About 100 people had met in the Albury Town Hall to watch a new lodge of the United Ancient Order of Druids being established.
But it was only a friendly society to help with members’ medical costs.
The unremitting heat that summer of 1913-14 led many Albury-Wodonga people to decamp to the seaside, their last holiday before World War I broke out.
Homes, shops, offices or workshops didn’t have electricity then, let alone air-conditioning or fridges.
Ice could be bought to keep food and drinks cool, but not for long.
True, Albury had a public swimming pool but no other local town did (except some watering holes) and on Sunday the Albury baths were open only to “gentlemen”.
Some bushfires had occurred that summer, prompting some of the new rural fire brigades formed a few years earlier to get their act together.

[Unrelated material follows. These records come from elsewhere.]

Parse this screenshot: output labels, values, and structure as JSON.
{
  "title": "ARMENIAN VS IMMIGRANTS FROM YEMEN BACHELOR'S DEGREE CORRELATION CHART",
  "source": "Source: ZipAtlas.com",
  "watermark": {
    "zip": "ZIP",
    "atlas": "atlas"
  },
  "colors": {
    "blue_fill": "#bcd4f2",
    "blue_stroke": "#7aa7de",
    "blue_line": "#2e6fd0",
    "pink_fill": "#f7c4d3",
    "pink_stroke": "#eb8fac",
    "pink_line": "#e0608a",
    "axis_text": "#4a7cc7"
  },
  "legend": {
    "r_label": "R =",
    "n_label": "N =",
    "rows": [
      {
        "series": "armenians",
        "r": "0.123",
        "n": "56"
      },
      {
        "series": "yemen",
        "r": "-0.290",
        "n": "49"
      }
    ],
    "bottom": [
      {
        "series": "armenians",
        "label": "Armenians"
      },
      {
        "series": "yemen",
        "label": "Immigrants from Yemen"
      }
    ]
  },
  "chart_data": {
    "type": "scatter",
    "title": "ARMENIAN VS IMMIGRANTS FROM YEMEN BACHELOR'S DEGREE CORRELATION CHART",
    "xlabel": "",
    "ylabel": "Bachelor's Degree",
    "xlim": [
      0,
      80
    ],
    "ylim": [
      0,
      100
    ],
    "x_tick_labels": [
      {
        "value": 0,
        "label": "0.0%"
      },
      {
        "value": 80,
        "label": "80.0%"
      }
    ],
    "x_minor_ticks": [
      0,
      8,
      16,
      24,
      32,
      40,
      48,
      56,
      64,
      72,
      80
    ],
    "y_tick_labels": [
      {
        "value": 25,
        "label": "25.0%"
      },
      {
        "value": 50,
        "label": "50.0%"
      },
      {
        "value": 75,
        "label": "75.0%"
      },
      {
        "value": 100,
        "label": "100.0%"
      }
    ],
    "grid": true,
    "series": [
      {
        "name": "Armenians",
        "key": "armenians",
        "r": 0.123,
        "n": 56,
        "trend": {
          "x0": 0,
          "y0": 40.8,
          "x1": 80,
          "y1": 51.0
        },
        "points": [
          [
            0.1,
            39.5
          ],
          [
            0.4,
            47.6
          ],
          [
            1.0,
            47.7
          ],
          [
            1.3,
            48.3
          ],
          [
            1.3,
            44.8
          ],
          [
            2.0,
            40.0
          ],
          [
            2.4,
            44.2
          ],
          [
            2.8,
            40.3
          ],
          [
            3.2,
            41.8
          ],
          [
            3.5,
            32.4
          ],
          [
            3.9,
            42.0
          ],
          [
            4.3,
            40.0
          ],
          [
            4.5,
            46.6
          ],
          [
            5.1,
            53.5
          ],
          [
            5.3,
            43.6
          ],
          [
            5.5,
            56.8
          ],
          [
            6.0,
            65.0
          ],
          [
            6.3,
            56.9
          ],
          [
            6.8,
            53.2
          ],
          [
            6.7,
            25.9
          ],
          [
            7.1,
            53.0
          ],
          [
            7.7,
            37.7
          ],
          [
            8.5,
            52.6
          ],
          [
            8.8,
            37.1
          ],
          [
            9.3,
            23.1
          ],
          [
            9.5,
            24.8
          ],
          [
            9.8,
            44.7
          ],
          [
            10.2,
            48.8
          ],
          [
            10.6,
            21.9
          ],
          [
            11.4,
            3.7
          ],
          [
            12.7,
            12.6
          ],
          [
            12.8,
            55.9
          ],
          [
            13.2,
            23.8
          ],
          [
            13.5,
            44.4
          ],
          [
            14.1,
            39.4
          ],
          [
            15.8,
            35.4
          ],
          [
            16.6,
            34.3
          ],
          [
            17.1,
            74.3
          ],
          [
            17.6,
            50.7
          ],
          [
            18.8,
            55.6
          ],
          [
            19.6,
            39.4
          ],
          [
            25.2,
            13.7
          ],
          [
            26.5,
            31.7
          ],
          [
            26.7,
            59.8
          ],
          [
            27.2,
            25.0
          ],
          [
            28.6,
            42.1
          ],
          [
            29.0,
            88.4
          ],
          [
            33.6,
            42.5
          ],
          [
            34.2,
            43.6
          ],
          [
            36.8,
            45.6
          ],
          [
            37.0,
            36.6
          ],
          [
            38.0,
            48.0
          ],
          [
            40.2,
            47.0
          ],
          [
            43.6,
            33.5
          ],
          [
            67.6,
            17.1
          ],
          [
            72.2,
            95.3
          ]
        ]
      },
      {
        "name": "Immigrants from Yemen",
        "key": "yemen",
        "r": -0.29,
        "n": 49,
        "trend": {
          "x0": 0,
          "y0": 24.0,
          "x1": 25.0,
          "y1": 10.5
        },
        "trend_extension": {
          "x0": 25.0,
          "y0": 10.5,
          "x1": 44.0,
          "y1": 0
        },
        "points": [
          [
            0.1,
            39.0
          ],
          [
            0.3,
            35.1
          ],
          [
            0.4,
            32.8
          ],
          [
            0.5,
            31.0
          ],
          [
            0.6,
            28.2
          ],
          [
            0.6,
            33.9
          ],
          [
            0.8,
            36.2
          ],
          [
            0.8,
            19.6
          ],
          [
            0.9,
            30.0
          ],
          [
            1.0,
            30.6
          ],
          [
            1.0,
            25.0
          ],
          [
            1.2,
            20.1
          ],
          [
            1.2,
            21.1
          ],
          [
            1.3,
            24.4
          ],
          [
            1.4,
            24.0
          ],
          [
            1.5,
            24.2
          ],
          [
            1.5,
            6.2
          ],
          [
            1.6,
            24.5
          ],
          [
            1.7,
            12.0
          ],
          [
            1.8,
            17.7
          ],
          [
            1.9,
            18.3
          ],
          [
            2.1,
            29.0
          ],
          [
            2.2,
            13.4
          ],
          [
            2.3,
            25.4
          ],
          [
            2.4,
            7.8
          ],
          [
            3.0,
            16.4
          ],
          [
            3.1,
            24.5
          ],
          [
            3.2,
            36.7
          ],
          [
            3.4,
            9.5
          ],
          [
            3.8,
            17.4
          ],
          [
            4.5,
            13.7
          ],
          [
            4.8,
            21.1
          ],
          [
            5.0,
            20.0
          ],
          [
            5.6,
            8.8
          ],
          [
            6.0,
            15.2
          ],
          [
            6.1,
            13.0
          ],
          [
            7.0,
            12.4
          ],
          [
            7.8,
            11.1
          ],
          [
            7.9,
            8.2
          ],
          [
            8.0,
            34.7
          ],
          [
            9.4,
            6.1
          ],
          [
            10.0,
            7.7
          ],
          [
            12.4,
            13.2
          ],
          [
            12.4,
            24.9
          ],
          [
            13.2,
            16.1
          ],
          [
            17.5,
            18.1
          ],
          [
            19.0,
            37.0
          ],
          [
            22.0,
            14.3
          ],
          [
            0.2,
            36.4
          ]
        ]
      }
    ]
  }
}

Hume Shire Council for the first time offered the brigades subsidies, but some said their volunteers and donors were generous enough and declined the offer.
Newspaper files indicate very hot summers occurred in 1926, 1938, 1939 and 1952.
The official records compiled since 1973 show Albury’s hottest day in the past 40 years was 44.8 degrees on Black Saturday, February 7, 2009, when 173 people were killed in Victoria and 2000 homes were destroyed.
However, it had hit 44.6 degrees in January 1990, when fire swept through Thurgoona and Wirlinga, approached Springdale Heights homes and caused Jerildierie hospital to be evacuated,.
“Albury looked and felt like it had fallen into the very jaws of hell,” The Border Mail stated in describing the ring of fire in the hills.
Hopefully history won’t repeat itself this year.